This set of Apache Hive MCQs covers important concepts of Apache Hive, including HiveQL, Metastore, partitioning, bucketing, managed and external tables, data types, and Hive architecture. Useful for GATE, UGC NET, University Semester Exams, and Big Data Technology preparation.
Topic: Big Data (Apache Hive) | Set: 1
Difficulty: Easy to Medium | Total Questions: 15
Important Apache Hive MCQs with Answers
Q1. What is Apache Hive primarily designed for?
A. Storing small, real-time transactional data
B. Performing analytical queries on large datasets stored in HDFS
C. Managing cluster-wide hardware resources
D. Replacing HDFS as a storage layer
View Answer & Explanation
Answer: B
Explanation: Hive is a data warehouse software that facilitates reading, writing, and managing large datasets residing in distributed storage using SQL.
Q2. Which language does Hive use to query data?
A. Pig Latin
B. HiveQL (HQL)
C. Java
D. Scala
View Answer & Explanation
Answer: B
Explanation: HiveQL is a query language very similar to SQL, designed specifically to work with Hive.
Q3. What is the primary role of the Hive Metastore?
A. Storing the actual data rows
B. Storing metadata about tables, columns, and partitions
C. Executing MapReduce jobs
D. Managing YARN containers
View Answer & Explanation
Answer: B
Explanation: The Metastore is a database (typically MySQL or Derby) that holds the schema and location information for Hive tables.
Q4. Which component compiles HiveQL into execution plans?
A. The Driver
B. The Client
C. The DataNode
D. The NameNode
View Answer & Explanation
Answer: A
Explanation: The Hive Driver receives the query, parses it, and uses the compiler to create an execution plan (e.g., MapReduce or Tez).

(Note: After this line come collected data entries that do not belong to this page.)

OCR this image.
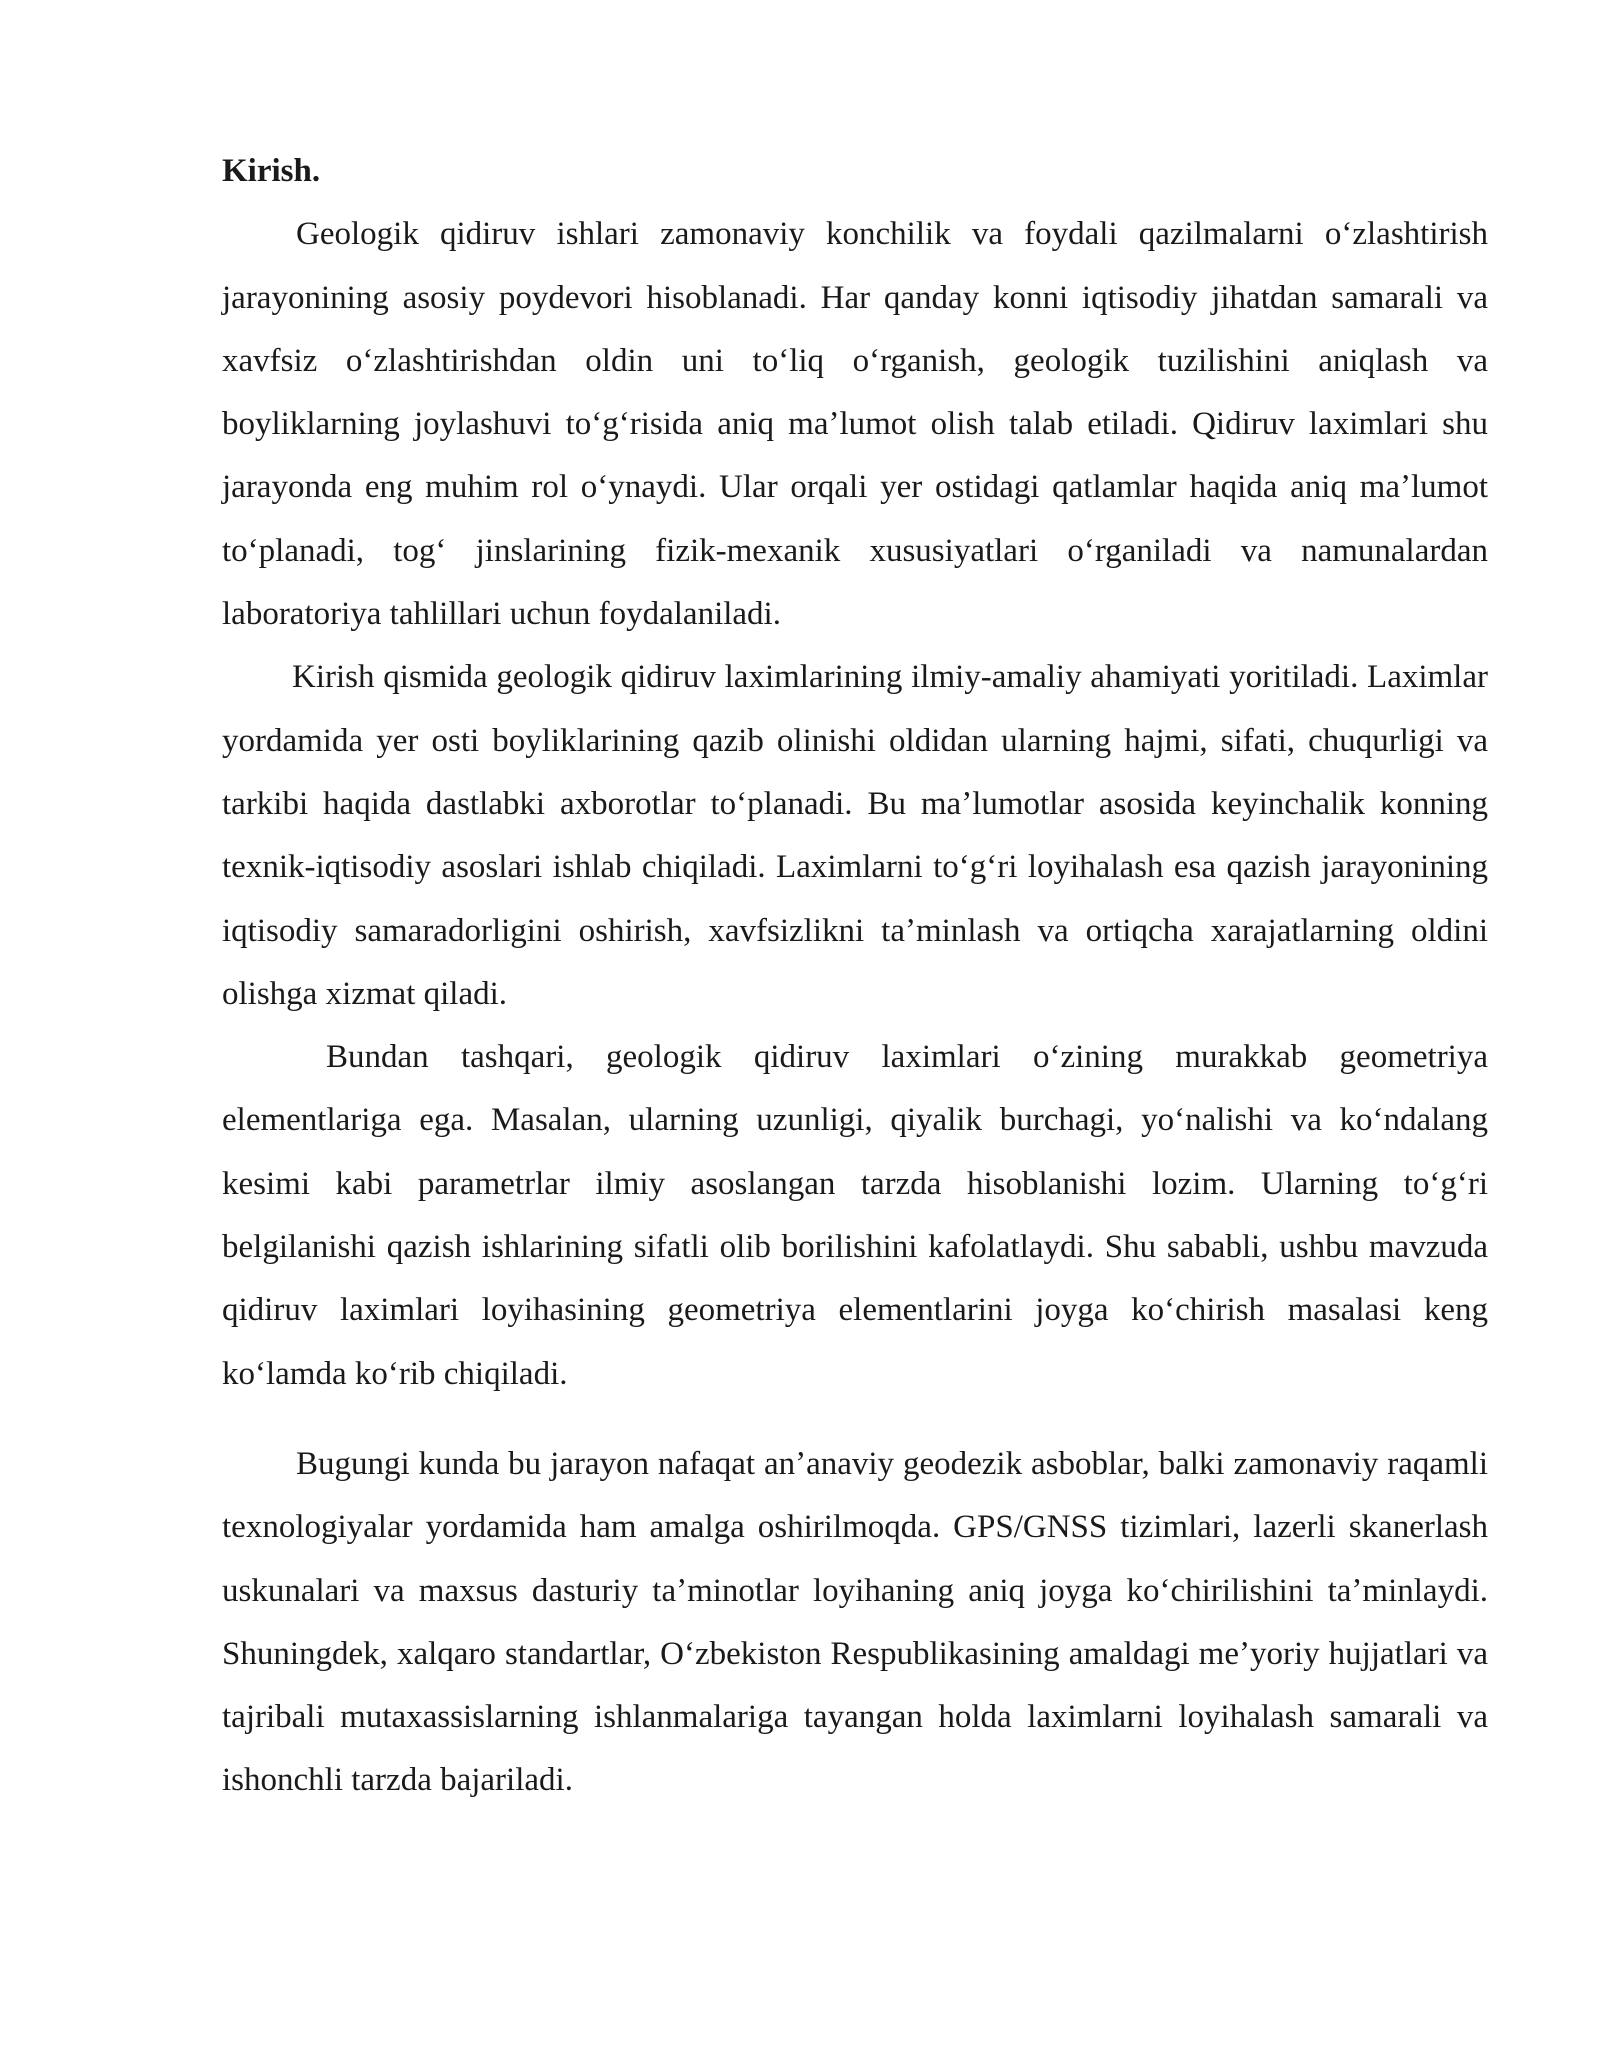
Kirish.

Geologik qidiruv ishlari zamonaviy konchilik va foydali qazilmalarni oʻzlashtirish jarayonining asosiy poydevori hisoblanadi. Har qanday konni iqtisodiy jihatdan samarali va xavfsiz oʻzlashtirishdan oldin uni toʻliq oʻrganish, geologik tuzilishini aniqlash va boyliklarning joylashuvi toʻgʻrisida aniq maʼlumot olish talab etiladi. Qidiruv laximlari shu jarayonda eng muhim rol oʻynaydi. Ular orqali yer ostidagi qatlamlar haqida aniq maʼlumot toʻplanadi, togʻ jinslarining fizik-mexanik xususiyatlari oʻrganiladi va namunalardan laboratoriya tahlillari uchun foydalaniladi.

Kirish qismida geologik qidiruv laximlarining ilmiy-amaliy ahamiyati yoritiladi. Laximlar yordamida yer osti boyliklarining qazib olinishi oldidan ularning hajmi, sifati, chuqurligi va tarkibi haqida dastlabki axborotlar toʻplanadi. Bu maʼlumotlar asosida keyinchalik konning texnik-iqtisodiy asoslari ishlab chiqiladi. Laximlarni toʻgʻri loyihalash esa qazish jarayonining iqtisodiy samaradorligini oshirish, xavfsizlikni taʼminlash va ortiqcha xarajatlarning oldini olishga xizmat qiladi.

Bundan tashqari, geologik qidiruv laximlari oʻzining murakkab geometriya elementlariga ega. Masalan, ularning uzunligi, qiyalik burchagi, yoʻnalishi va koʻndalang kesimi kabi parametrlar ilmiy asoslangan tarzda hisoblanishi lozim. Ularning toʻgʻri belgilanishi qazish ishlarining sifatli olib borilishini kafolatlaydi. Shu sababli, ushbu mavzuda qidiruv laximlari loyihasining geometriya elementlarini joyga koʻchirish masalasi keng koʻlamda koʻrib chiqiladi.

Bugungi kunda bu jarayon nafaqat anʼanaviy geodezik asboblar, balki zamonaviy raqamli texnologiyalar yordamida ham amalga oshirilmoqda. GPS/GNSS tizimlari, lazerli skanerlash uskunalari va maxsus dasturiy taʼminotlar loyihaning aniq joyga koʻchirilishini taʼminlaydi. Shuningdek, xalqaro standartlar, Oʻzbekiston Respublikasining amaldagi meʼyoriy hujjatlari va tajribali mutaxassislarning ishlanmalariga tayangan holda laximlarni loyihalash samarali va ishonchli tarzda bajariladi.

Q5. What is the default file format for a Hive table?
A. ORC
B. Parquet
C. TextFile
D. Avro
View Answer & Explanation
Answer: C
Explanation: By default, if not specified, Hive stores data as raw text files with row-based storage.
Q6. What is a “Managed Table” in Hive?
A. A table where Hive controls the data lifecycle and location
B. A table that only stores metadata but no data
C. A table that is always updated in real-time
D. A table that cannot be queried
View Answer & Explanation
Answer: A
Explanation: Managed (Internal) tables store data in the Hive warehouse directory, and dropping the table deletes both schema and data.
Q7. Which command is used to see the list of tables in a Hive database?
A. SHOW TABLES;
B. LIST TABLES;
C. GET TABLES;
D. SELECT TABLES;
View Answer & Explanation
Answer: A
Explanation: SHOW TABLES is the standard HiveQL command to list all tables in the currently selected database.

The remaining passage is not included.